特に窓ガラスに歴史を感じる、簡単な内装の空間です。モダンジャズが流れていて、若い男女の給仕が良い感じでサーヴィスをしてくれます。
まず、野菜がほんの少し入った、ほのかにトマト味がする生チーズが出て来ました。旨い。同時に供されたオリーブの実を焼き込んだパンは特に美味しいというわけではないのですが、変わっていて面白いですね。
生チーズとパン
喉が渇いていたので、ノンアルコール・ビールを特に美味しく飲みました。
前菜は、〈白色のトマトクリームスープ、ジャガイモの巣の中の海老、バジル油〉。バジル油の風味は感じられませんが、全体的にかなりの美味です。海老をひも状に切ったジャガイモでぐるぐる巻きにして揚げてあり、これが特に美味しいのです。
前菜 ・ メインディッシュ
メインディッシュは、〈イノシシ肉の焼きソーセージ、ポテトのネギ入りピューレ、肉汁〉です。ソーセージは野生臭はないものの、残念ながら肉の旨味がさほど感じられなくて塩辛いのです。でも、肉汁ソースをピューレに絡め、肉と一緒に食べると旨い。私は本当はピューレはあまり好まないのですが、、、、、。付け合わせとして茹でた根菜と生のサラダ菜が添えられています。根菜はヤワヤワやグチャグチャではなくて程よい硬さを保っているのがよろしい。さらに、上にのせた揚げ玉葱が肉にとても良く合うのです。

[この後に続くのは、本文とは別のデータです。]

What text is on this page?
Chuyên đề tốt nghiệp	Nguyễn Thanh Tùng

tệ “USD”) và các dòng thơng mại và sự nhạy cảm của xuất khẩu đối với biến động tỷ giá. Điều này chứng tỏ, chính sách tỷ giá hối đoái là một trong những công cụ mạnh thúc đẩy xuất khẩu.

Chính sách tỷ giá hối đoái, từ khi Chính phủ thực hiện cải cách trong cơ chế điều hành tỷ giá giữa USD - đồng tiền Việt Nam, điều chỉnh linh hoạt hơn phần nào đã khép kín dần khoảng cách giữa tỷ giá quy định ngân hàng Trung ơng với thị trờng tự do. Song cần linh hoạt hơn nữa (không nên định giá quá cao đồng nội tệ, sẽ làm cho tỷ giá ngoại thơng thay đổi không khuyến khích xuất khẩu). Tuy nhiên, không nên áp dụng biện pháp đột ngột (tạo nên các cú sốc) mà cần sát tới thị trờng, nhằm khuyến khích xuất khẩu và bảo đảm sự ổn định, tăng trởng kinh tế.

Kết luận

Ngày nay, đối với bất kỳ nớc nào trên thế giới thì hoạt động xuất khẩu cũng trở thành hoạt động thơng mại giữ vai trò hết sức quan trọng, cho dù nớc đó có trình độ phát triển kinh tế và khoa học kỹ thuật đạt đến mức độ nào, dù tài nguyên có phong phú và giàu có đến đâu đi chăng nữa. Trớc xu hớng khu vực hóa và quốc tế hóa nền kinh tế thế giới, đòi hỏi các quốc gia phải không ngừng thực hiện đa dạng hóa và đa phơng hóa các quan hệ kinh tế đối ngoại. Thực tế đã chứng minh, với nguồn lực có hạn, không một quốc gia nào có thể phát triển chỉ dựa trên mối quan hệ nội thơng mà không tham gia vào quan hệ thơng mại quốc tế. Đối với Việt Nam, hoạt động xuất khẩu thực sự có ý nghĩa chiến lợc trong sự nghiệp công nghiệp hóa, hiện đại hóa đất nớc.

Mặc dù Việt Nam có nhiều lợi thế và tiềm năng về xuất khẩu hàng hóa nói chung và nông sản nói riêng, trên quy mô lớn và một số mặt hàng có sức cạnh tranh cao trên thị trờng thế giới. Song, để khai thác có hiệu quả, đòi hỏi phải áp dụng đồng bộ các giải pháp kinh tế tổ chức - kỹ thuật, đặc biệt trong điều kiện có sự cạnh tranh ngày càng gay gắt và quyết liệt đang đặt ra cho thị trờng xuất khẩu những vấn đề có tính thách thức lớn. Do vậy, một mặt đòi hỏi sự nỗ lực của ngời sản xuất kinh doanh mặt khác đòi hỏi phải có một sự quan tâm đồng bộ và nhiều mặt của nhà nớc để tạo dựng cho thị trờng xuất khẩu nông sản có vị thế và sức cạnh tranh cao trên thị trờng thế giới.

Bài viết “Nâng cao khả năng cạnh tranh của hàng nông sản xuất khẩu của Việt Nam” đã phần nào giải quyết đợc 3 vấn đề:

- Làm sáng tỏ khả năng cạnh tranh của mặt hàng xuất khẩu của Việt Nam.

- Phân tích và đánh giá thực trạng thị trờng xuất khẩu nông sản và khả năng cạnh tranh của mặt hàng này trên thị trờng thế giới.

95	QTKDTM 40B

日曜日なので誕生会などがあり、テーブルはほとんど予約で埋まっていましたが、私は開店と同時に入店したので、混み始める頃には食事を終えました。
ラインベク城館には催し物用の部屋やホールがたくさんあって、室内の装飾や家具類はあまりたいしたことはありません。例えばコンサートか何かの催し物に参加して、その後レストランで食事をし、庭と湖岸を散歩するというのがいいかな、と思います。残念ながら古城としての魅力には欠けます。